OTTAWA, Jan. 16, 2017 /CNW/ - Continued economic challenges across the country have organizations on both sides of the bargaining table concerned with job security and managing costs this year, according to The Conference Board of Canada's Industrial Relations Outlook 2017.
"Despite sluggish economic growth and the impending expiration of a number of collective agreements, few work stoppages are expected in 2017 as many unions and employers appear prepared to work together where necessary to maximize benefits for employees," said Allison Cowan, Director, Leadership and Human Resources Research, The Conference Board of Canada.
- Top negotiating issues for employers in 2017 are wages, productivity, organizational change, and health benefits, while for labour, top issues are wages, employment security, and health benefits.
- Unions continue to work to engage younger workers and are increasingly using social media for outreach.

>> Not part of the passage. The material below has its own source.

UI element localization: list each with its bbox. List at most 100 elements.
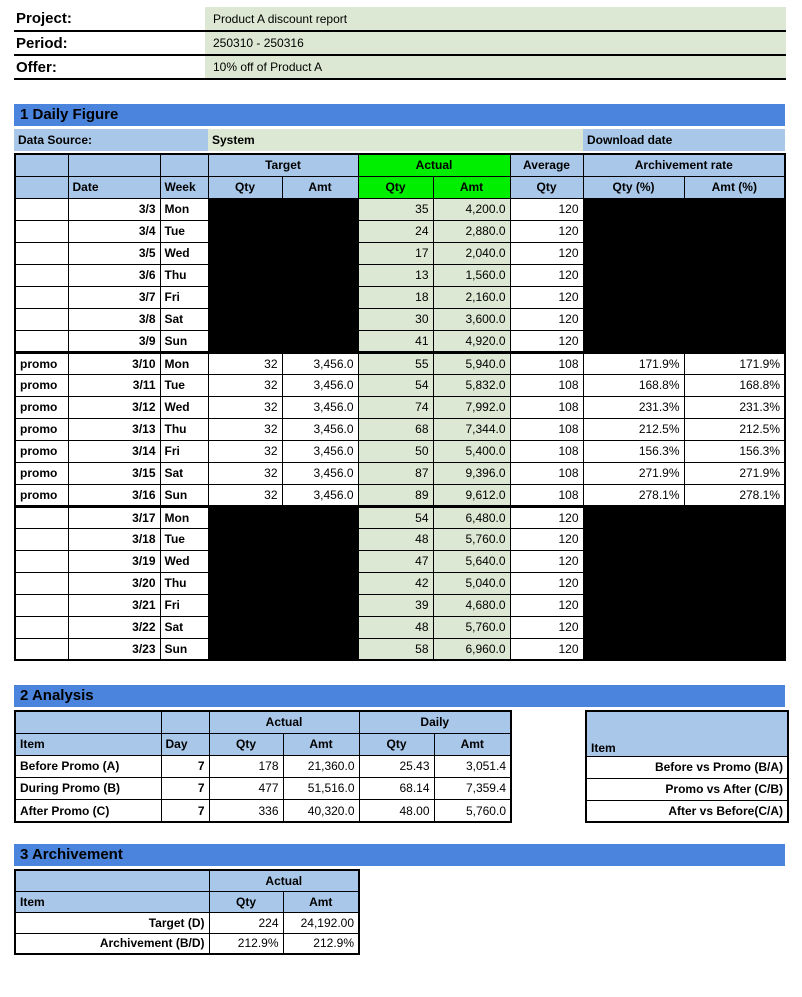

- Employers are focusing on fiscal restraint and affordability, and are looking to maximize productivity and accommodate employee needs while adapting to the economic climate.
Consistent with previous years, the labour relations environment remains fixed on wages for 2017. As a result, employers will be looking to shift pay and pension structures to rein in costs and maintain quality jobs for new and existing employees. Specific changes being sought by some unions include minimum hours, a higher minimum wage, and a reduction in the use of two-tier wage structures.
Overall, modest wage settlements of 1.5 per cent are projected for unionized employees in both the public and private sectors in 2017. Beyond wages, employers are looking to increase diversity in their workforces and manage potential labour shortages - for example, in the skilled trades.
Unions are expressing concern about the precarious nature of many positions in an increasingly service-oriented economy. Unions are also working to engage youth in the labour movement and provide education on the benefits of unionization while adapting to challenges brought on by technological change. Both employers and unions are increasingly using social media to reach this critical group of workers.
The annual Industrial Relations Outlook, published by The Conference Board of Canada, provides a comprehensive overview of issues that may influence labour relations and collective bargaining in Canada over the coming year. The outlook is based on Conference Board of Canada research and the proceedings of an annual roundtable among senior leaders from both labour and management.